BENEFIT OF ACCOUNTABILITY AMONG EMPLOYEES



Accountability – is the acceptance of responsibility for honest and ethical conduct towards others

Accountability – is the acceptance of responsibility for one’s own actions and implies a willingness to be transparent.

In the corporate world, a company’s accountability extends to its shareholders, employees and the wider community in which it operates. In a wider sense, accountability implies a willingness to be judged on performance.

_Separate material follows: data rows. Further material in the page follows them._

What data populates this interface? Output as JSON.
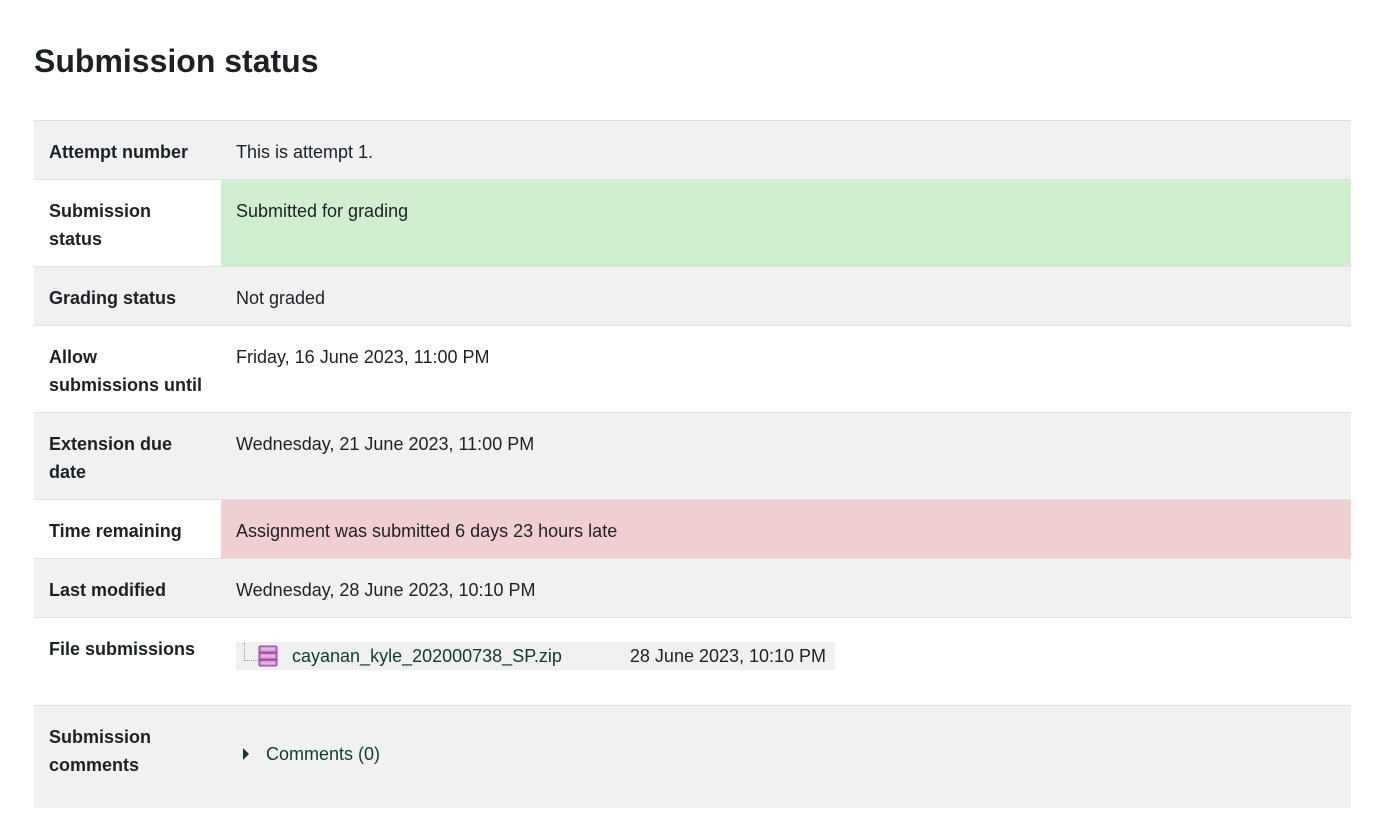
{
  "heading": "Submission status",
  "rows": [
    {
      "label": "Attempt number",
      "value": "This is attempt 1."
    },
    {
      "label": "Submission status",
      "value": "Submitted for grading"
    },
    {
      "label": "Grading status",
      "value": "Not graded"
    },
    {
      "label": "Allow submissions until",
      "value": "Friday, 16 June 2023, 11:00 PM"
    },
    {
      "label": "Extension due date",
      "value": "Wednesday, 21 June 2023, 11:00 PM"
    },
    {
      "label": "Time remaining",
      "value": "Assignment was submitted 6 days 23 hours late"
    },
    {
      "label": "Last modified",
      "value": "Wednesday, 28 June 2023, 10:10 PM"
    },
    {
      "label": "File submissions",
      "file_name": "cayanan_kyle_202000738_SP.zip",
      "file_date": "28 June 2023, 10:10 PM",
      "file_icon": "zip-archive-icon"
    },
    {
      "label": "Submission comments",
      "comments_link": "Comments (0)",
      "comments_icon": "caret-right-icon"
    }
  ],
  "colors": {
    "submitted_bg": "#cfefcf",
    "late_bg": "#efcfd1",
    "link": "#0f3d26",
    "row_alt": "#f1f1f1"
  }
}
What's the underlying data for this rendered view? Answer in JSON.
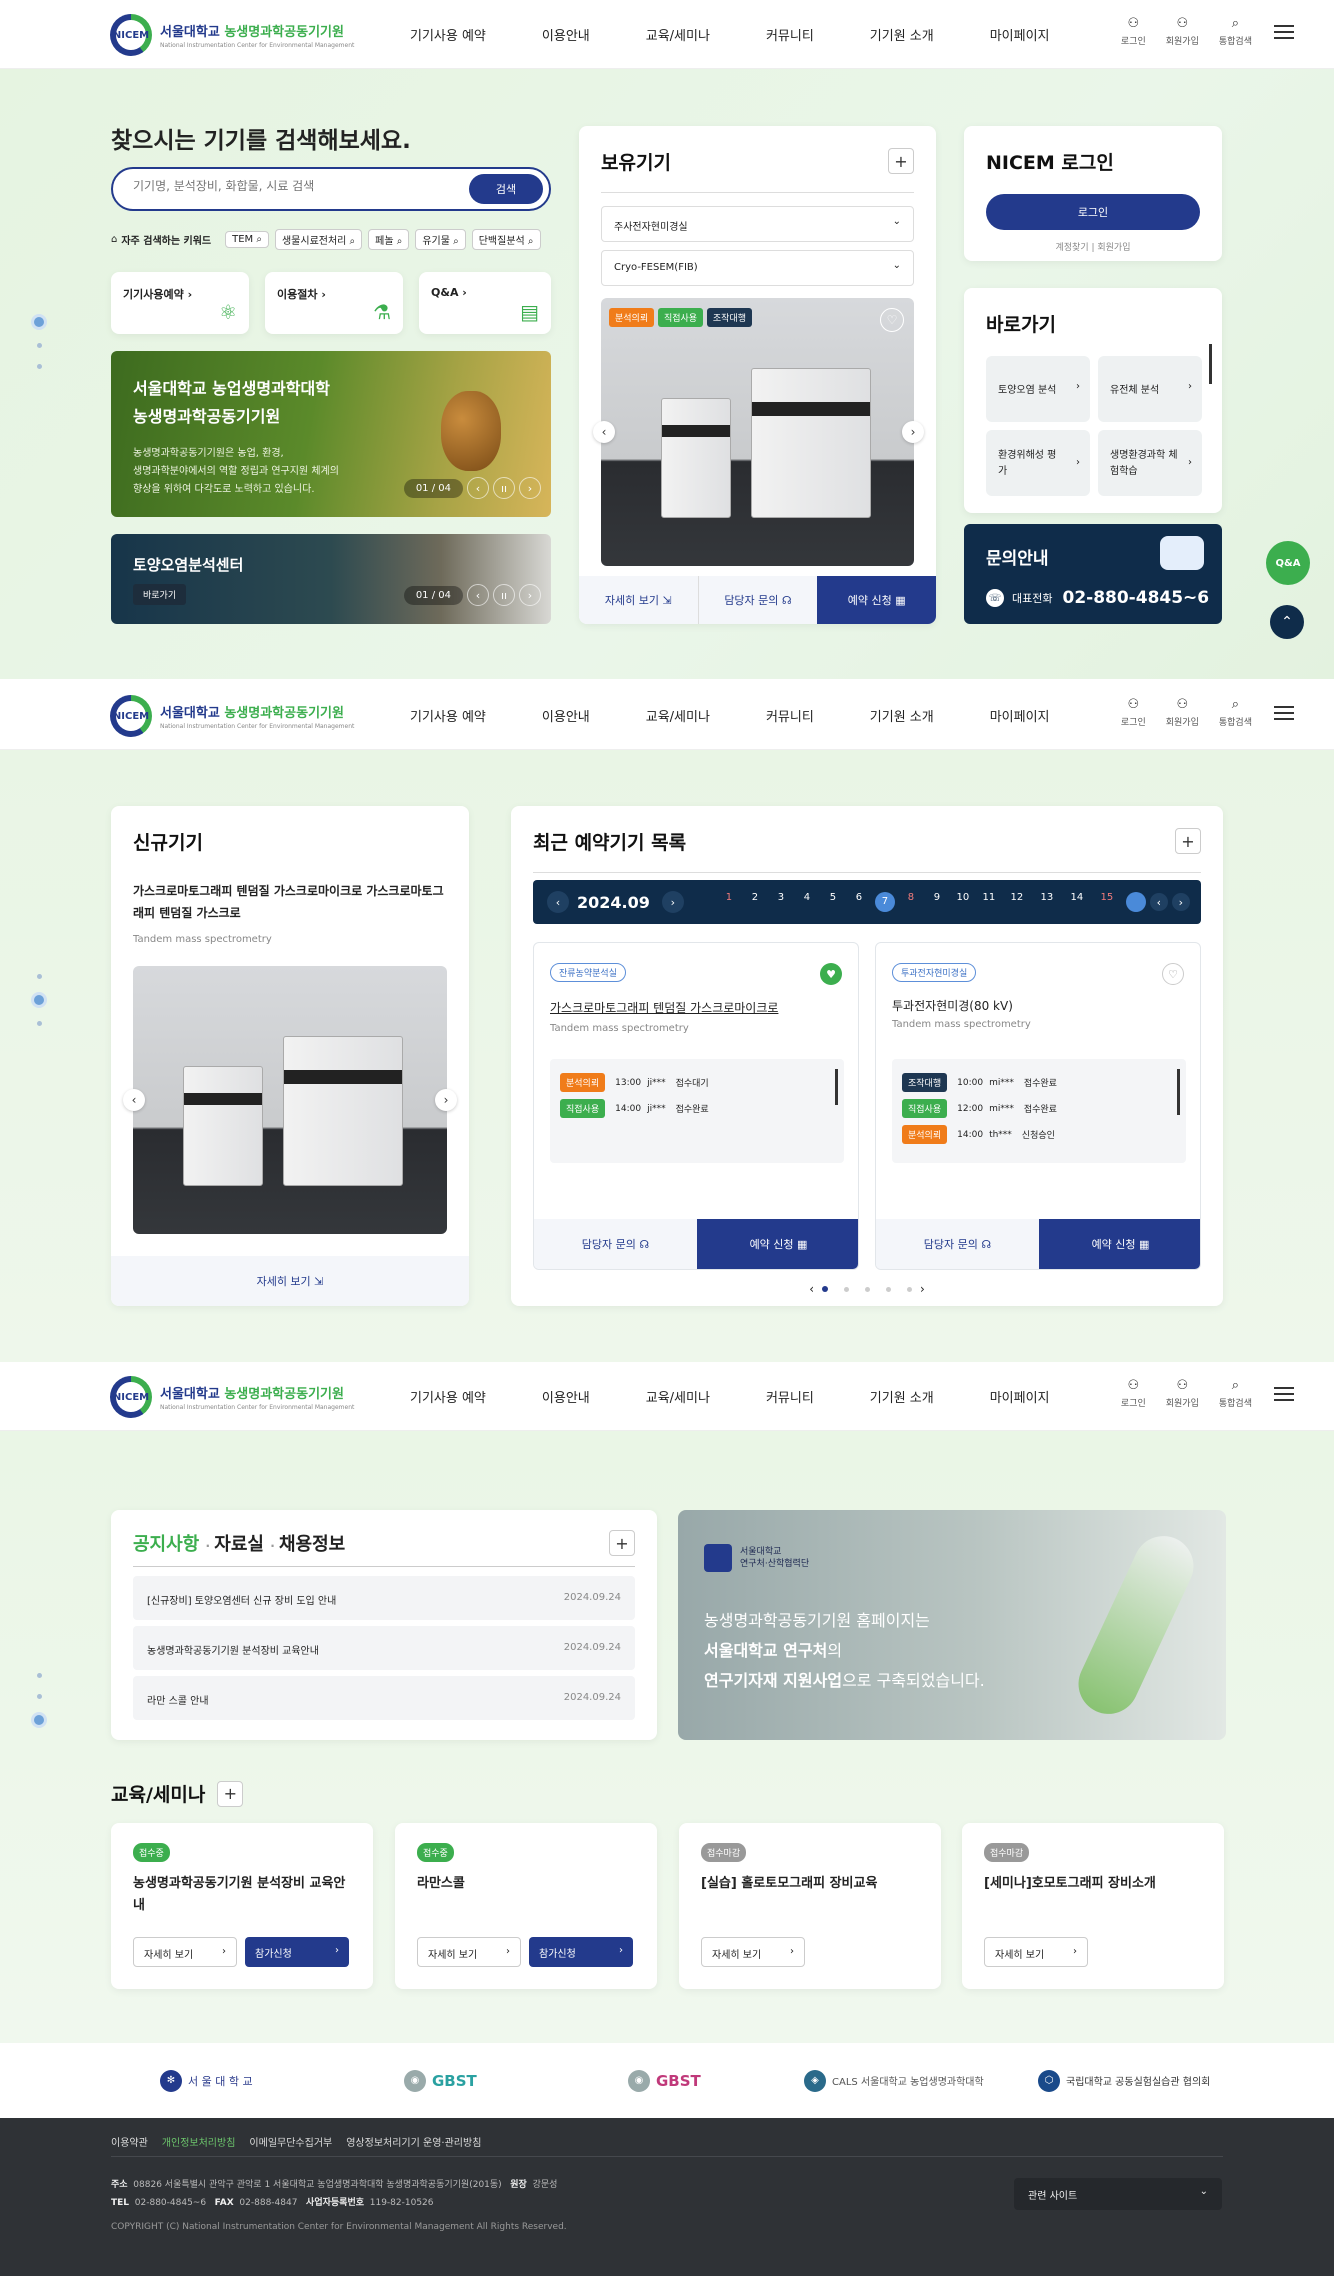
{
  "header": {
    "logo_mark": "NICEM",
    "logo_title_a": "서울대학교",
    "logo_title_b": "농생명과학공동기기원",
    "logo_sub": "National Instrumentation Center for Environmental Management",
    "nav": [
      "기기사용 예약",
      "이용안내",
      "교육/세미나",
      "커뮤니티",
      "기기원 소개",
      "마이페이지"
    ],
    "util": {
      "login": "로그인",
      "join": "회원가입",
      "search": "통합검색"
    }
  },
  "search": {
    "title": "찾으시는 기기를 검색해보세요.",
    "placeholder": "기기명, 분석장비, 화합물, 시료 검색",
    "button": "검색",
    "kw_label": "자주 검색하는 키워드",
    "keywords": [
      "TEM",
      "생물시료전처리",
      "페놀",
      "유기물",
      "단백질분석"
    ]
  },
  "quick": [
    {
      "label": "기기사용예약"
    },
    {
      "label": "이용절차"
    },
    {
      "label": "Q&A"
    }
  ],
  "banner1": {
    "title1": "서울대학교 농업생명과학대학",
    "title2": "농생명과학공동기기원",
    "desc1": "농생명과학공동기기원은 농업, 환경,",
    "desc2": "생명과학분야에서의 역할 정립과 연구지원 체계의",
    "desc3": "향상을 위하여 다각도로 노력하고 있습니다.",
    "page": "01 / 04"
  },
  "banner2": {
    "title": "토양오염분석센터",
    "btn": "바로가기",
    "page": "01 / 04"
  },
  "owned": {
    "title": "보유기기",
    "select1": "주사전자현미경실",
    "select2": "Cryo-FESEM(FIB)",
    "tags": [
      "분석의뢰",
      "직접사용",
      "조작대행"
    ],
    "detail": "자세히 보기",
    "contact": "담당자 문의",
    "reserve": "예약 신청"
  },
  "login": {
    "title": "NICEM 로그인",
    "button": "로그인",
    "find": "계정찾기",
    "join": "회원가입"
  },
  "shortcut": {
    "title": "바로가기",
    "items": [
      "토양오염 분석",
      "유전체 분석",
      "환경위해성 평가",
      "생명환경과학 체험학습"
    ]
  },
  "inquiry": {
    "title": "문의안내",
    "label": "대표전화",
    "phone": "02-880-4845~6"
  },
  "qa_float": "Q&A",
  "newdev": {
    "title": "신규기기",
    "name": "가스크로마토그래피 텐덤질 가스크로마이크로 가스크로마토그래피 텐덤질 가스크로",
    "sub": "Tandem mass spectrometry",
    "detail": "자세히 보기"
  },
  "recent": {
    "title": "최근 예약기기 목록",
    "month": "2024.09",
    "days": [
      "1",
      "2",
      "3",
      "4",
      "5",
      "6",
      "7",
      "8",
      "9",
      "10",
      "11",
      "12",
      "13",
      "14",
      "15"
    ],
    "cards": [
      {
        "badge": "잔류농약분석실",
        "name": "가스크로마토그래피 텐덤질 가스크로마이크로",
        "sub": "Tandem mass spectrometry",
        "rows": [
          {
            "tag": "분석의뢰",
            "time": "13:00",
            "user": "ji***",
            "status": "접수대기"
          },
          {
            "tag": "직접사용",
            "time": "14:00",
            "user": "ji***",
            "status": "접수완료"
          }
        ]
      },
      {
        "badge": "투과전자현미경실",
        "name": "투과전자현미경(80 kV)",
        "sub": "Tandem mass spectrometry",
        "rows": [
          {
            "tag": "조작대행",
            "time": "10:00",
            "user": "mi***",
            "status": "접수완료"
          },
          {
            "tag": "직접사용",
            "time": "12:00",
            "user": "mi***",
            "status": "접수완료"
          },
          {
            "tag": "분석의뢰",
            "time": "14:00",
            "user": "th***",
            "status": "신청승인"
          }
        ]
      }
    ],
    "contact": "담당자 문의",
    "reserve": "예약 신청"
  },
  "notice": {
    "tab1": "공지사항",
    "tab2": "자료실",
    "tab3": "채용정보",
    "items": [
      {
        "title": "[신규장비] 토양오염센터 신규 장비 도입 안내",
        "date": "2024.09.24"
      },
      {
        "title": "농생명과학공동기기원 분석장비 교육안내",
        "date": "2024.09.24"
      },
      {
        "title": "라만 스콜 안내",
        "date": "2024.09.24"
      }
    ]
  },
  "promo": {
    "org1": "서울대학교",
    "org2": "연구처·산학협력단",
    "line1": "농생명과학공동기기원 홈페이지는",
    "line2a": "서울대학교 연구처",
    "line2b": "의",
    "line3a": "연구기자재 지원사업",
    "line3b": "으로 구축되었습니다."
  },
  "edu": {
    "title": "교육/세미나",
    "detail": "자세히 보기",
    "apply": "참가신청",
    "cards": [
      {
        "status": "접수중",
        "title": "농생명과학공동기기원 분석장비 교육안내",
        "open": true
      },
      {
        "status": "접수중",
        "title": "라만스콜",
        "open": true
      },
      {
        "status": "접수마감",
        "title": "[실습] 홀로토모그래피 장비교육",
        "open": false
      },
      {
        "status": "접수마감",
        "title": "[세미나]호모토그래피 장비소개",
        "open": false
      }
    ]
  },
  "partners": [
    "서 울 대 학 교",
    "GBST",
    "GBST",
    "CALS 서울대학교 농업생명과학대학",
    "국립대학교 공동실험실습관 협의회"
  ],
  "footer": {
    "links": [
      "이용약관",
      "개인정보처리방침",
      "이메일무단수집거부",
      "영상정보처리기기 운영·관리방침"
    ],
    "addr_label": "주소",
    "addr": "08826 서울특별시 관악구 관악로 1 서울대학교 농업생명과학대학 농생명과학공동기기원(201동)",
    "head_label": "원장",
    "head": "강문성",
    "tel_label": "TEL",
    "tel": "02-880-4845~6",
    "fax_label": "FAX",
    "fax": "02-888-4847",
    "biz_label": "사업자등록번호",
    "biz": "119-82-10526",
    "copyright": "COPYRIGHT (C) National Instrumentation Center for Environmental Management All Rights Reserved.",
    "related": "관련 사이트"
  },
  "colors": {
    "navy": "#233a8c",
    "green": "#3cae4e",
    "dark": "#0f2c4a"
  }
}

Understanding Accountability

Accountability is an essential concept in corporate finance. It is defined as an entity’s actions. This can range from accounting for financial discrepancies, conduct towards employees, financial mismanagement or losing shareholder confidence. This concept is particularly relevant to the accounting practices that a company adopts when it prepares financial reports submitted to shareholders and the government. Without checks, balance and consequences for wrongdoing a company cannot retain the confidence of its customers, regulators or the markets. A company’s environment Impact its investment decisions and its treatment of its own employees all have come under public scrutiny.

NOTE: Each company has its own standards and rule for accountability that may evolve over time.

Benefits of accountability

1.Accountability promotes operational excellence, when employees understand that their work is being looked at and evaluated, they are more likely to put forth stronger effort as it is understood that what they do matters. This is especially true when employees are rewarded for strong accountability with salary increase, promotions, and public recognition.

2. Accountability safeguards company resources. It is not limited to just doing your job, it is the practice of being honest and responsible for your actions in all situations. When employees are accountable, they are held to a standard that company resources are to be respected, and employees are less like to mistreat company assets as they understand there will be consequences for their actions.

3. Accountability yields more accurate results. Companies with a standard of accountability will have boundaries of acceptable deviation.

4. Accountability builds external investor trust. An investor’s confidence in a company is only driven so far based off the prospect of financial success. Investor must believe that a company is well-run, honest, competent and efficient with its resources. If a company can demonstrate its accountability, it will be seen more favourably, especially compared to an untrustworthy adversary.